Selon les dernières estimations, notre taux de croissance atteindra 1,8 % en 2017 (un record depuis 2011) et 1,6 % en 2018 (*). Cependant, le PIB de la zone euro croîtra en moyenne de 2,3 %, cette année et de 1,9 % l’an prochain. L’Allemagne fera, bien sûr, mieux que nous et des pays comme la Lettonie, la Roumanie, le Luxembourg ou le Portugal verront leur PIB augmenter de plus de 3 %. A contrario, l’Italie, la Grande-Bretagne (qui commence à ressentir les effets néfastes du Brexit) et la Belgique feront moins bien que nous. Cependant, nous sommes actuellement 20èmesur 28 en Europe, ce qui montre la médiocrité de notre performance.
De plus, le commerce extérieur qui a « mangé », en 2016, 0,8 point de croissance n’en détruira plus, cette année, que 0,3 %, la construction se redresse enfin et les marges des entreprises s’améliorent (du fait du CICE cher à l’ancien Président, mais dont le coût semble exorbitant pour le peu de résultats obtenus).
Néanmoins, cette reprise est fragile. Si l’investissement se tient bien (mais sans excès), la consommation des ménages ne progresse pas. Or, il s’agit du moteur principal, celui qui rend une expansion durable. En cause : une stagnation persistante des salaires et une faible inflation (ce qui constitue un mystère pour les économistes). De plus, les mesures gouvernementales ne redonneront pas du pouvoir d’achat aux Français, bien au contraire. L’augmentation de la CSG consiste à voler trois milliards aux retraités et à les donner à la fin 2018 aux salariés. Quant à la baisse de la taxe d’habitation, elle ne sera que d’un tiers et sera intégralement mangée par la hausse des impôts fonciers. En outre, l’augmentation des taxes sur le diesel coûtera dix milliards aux Français (souvent modestes).
Le taux de chômage risque de stagner. En effet, notre économie crée de nouveaux emplois à partir de 0,8 % de croissance mais, comme notre démographie est dynamique, il y a plus de jeunes qui arrivent sur le marché du travail que de personnes prenant leur retraite (la différence est de 120.000 par an), d’autant plus que le durcissement des règles pousse les Français à retarder l’âge où ils font valoir leurs droits à pension. De plus, le gouvernement a supprimé, au second semestre 2017, 150.000 emplois aidés mis en place en 2016. Pour ne rien arranger, la prime à l’embauche a été également abrogée (mais celle-ci était peu efficace et avait surtout un effet d’aubaine). En outre, il semble que le travail féminin progresse sensiblement, même s’il s’agit souvent d’emplois à temps partiel, mal rémunérés.

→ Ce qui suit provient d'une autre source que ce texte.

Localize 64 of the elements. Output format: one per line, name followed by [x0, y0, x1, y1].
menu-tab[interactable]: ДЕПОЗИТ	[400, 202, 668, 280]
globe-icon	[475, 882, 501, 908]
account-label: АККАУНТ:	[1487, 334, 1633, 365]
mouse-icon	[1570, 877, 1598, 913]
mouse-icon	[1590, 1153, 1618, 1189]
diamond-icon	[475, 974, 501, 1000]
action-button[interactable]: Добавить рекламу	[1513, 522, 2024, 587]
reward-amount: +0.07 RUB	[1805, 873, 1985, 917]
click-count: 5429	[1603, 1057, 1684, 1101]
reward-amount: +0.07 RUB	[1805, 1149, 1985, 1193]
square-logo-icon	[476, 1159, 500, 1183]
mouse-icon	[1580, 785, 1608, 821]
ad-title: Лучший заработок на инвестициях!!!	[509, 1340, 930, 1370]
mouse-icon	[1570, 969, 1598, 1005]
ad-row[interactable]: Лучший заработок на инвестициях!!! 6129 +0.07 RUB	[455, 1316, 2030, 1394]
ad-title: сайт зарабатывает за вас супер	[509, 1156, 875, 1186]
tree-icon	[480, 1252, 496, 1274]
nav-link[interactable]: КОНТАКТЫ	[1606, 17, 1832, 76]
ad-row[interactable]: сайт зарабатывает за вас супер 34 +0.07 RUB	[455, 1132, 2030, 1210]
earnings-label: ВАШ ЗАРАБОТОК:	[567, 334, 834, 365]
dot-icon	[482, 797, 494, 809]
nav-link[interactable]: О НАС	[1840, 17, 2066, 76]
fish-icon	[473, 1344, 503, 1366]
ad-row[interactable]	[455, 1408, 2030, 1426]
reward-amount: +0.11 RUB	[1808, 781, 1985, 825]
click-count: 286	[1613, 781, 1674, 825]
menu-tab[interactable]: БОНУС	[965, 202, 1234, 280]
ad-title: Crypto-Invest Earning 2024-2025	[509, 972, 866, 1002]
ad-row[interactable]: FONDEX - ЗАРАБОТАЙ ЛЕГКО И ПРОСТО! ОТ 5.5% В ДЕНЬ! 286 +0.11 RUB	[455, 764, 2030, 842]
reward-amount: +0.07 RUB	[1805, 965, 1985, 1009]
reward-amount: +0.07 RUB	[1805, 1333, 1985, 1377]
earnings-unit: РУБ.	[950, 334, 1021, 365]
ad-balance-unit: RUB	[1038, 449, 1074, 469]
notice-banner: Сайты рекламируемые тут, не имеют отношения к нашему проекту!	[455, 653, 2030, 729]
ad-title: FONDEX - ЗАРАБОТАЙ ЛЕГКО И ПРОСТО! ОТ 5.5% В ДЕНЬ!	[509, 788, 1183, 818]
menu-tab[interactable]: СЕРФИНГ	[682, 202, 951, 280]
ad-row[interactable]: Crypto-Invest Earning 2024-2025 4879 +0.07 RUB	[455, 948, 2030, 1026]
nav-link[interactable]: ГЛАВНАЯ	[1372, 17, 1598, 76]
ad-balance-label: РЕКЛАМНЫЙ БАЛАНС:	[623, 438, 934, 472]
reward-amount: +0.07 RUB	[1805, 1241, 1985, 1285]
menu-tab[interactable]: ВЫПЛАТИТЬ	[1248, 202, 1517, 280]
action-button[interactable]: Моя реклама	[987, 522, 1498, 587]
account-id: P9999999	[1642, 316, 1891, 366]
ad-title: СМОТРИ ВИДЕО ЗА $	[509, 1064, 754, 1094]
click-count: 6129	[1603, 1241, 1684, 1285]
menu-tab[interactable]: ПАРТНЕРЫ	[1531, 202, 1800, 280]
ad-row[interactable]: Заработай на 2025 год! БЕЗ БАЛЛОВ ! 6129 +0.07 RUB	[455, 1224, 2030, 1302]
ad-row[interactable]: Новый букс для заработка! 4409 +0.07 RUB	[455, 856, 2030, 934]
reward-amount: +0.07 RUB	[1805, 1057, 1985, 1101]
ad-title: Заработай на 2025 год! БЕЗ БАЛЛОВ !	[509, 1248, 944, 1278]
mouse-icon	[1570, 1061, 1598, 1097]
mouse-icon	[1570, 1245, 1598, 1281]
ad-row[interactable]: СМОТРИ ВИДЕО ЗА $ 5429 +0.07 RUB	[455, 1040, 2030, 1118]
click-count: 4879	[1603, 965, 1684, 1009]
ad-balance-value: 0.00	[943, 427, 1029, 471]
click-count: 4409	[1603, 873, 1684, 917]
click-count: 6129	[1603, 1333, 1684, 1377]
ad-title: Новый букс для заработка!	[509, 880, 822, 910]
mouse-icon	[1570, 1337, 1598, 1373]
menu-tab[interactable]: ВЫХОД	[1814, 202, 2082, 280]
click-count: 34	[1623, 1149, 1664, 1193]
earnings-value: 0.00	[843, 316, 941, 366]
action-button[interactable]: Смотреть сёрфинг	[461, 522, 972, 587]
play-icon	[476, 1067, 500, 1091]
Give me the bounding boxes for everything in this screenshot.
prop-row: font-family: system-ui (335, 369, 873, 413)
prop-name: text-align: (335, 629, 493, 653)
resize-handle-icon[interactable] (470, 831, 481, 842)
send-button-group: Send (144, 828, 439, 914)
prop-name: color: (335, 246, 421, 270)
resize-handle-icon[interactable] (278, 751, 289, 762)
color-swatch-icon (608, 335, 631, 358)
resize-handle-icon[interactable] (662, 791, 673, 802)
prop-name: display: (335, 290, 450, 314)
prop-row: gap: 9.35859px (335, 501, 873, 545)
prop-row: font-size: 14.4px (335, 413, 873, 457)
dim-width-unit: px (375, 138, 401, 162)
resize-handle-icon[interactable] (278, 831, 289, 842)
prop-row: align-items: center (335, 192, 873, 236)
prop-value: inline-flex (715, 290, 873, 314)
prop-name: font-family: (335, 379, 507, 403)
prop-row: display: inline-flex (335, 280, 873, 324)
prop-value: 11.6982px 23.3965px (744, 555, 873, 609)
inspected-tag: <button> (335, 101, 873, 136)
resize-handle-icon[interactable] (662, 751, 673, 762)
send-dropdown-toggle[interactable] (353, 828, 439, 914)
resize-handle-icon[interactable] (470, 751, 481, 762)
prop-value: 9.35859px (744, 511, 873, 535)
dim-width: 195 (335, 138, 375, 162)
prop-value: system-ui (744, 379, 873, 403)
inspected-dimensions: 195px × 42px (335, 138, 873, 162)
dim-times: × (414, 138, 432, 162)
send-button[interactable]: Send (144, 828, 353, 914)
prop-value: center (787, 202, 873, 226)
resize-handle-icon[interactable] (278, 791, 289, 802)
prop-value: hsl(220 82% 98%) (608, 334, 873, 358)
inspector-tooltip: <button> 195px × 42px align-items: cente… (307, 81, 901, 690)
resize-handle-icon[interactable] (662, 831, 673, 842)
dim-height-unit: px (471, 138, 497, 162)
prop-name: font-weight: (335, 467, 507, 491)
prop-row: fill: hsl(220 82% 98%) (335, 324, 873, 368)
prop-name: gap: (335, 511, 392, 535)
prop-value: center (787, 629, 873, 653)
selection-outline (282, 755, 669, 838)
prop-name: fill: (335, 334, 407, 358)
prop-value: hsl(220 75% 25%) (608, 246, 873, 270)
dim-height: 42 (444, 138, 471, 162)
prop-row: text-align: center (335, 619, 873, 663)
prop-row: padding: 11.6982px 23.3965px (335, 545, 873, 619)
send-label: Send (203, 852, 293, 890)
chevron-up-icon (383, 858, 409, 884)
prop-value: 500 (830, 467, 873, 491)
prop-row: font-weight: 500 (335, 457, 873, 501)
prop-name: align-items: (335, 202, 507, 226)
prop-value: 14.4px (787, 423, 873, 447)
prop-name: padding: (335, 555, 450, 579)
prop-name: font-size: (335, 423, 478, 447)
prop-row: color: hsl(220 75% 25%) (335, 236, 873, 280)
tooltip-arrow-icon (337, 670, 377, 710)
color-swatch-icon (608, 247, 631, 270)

M. Macron vient d’arriver au pouvoir. Le budget 2018 sera le premier à porter sa marque. Réussira-t-il là où ses deux prédécesseurs ont échoué ?
J’espère pour mon pays qu’il y arrivera…
(*)D’aprèsBdVoltaire-ChristiandeMoliner-11102017

2.► Des faillites bancaires annoncées !
Une dépêche du 27 septembre de l’agence Reuters, retransmise par l’AGEFI (Agence économique et financière), nous informe « que le secteur bancaire européen est surdimensionné et pourrait avoir besoin d’une cure d’amaigrissement, probablement à travers des fusions ou des fermetures » (*).
Ces propos ont été tenus par madame Danièle Nouy, qui n’est autre que la responsable de la supervision bancaire au sein de la Banque centrale européenne. Et d’ajouter : « Au final, il semblerait que le secteur bancaire européen soit devenu trop gros. Et nous pouvons en voir au moins l’une des conséquences : de nombreuses banques dans la zone euro ne gagnent pas leurs coûts du capital. Il semble que beaucoup trop de banques se font concurrence pour attirer des clients. Il y a de bonnes chances que la taille du secteur bancaire doive en effet diminuer. » Propos de vérité mais propos lénifiants de haut fonctionnaire européen qu’il importe de traduire aux Européens : ça va « barder » dans le secteur bancaire, des faillites sont à venir.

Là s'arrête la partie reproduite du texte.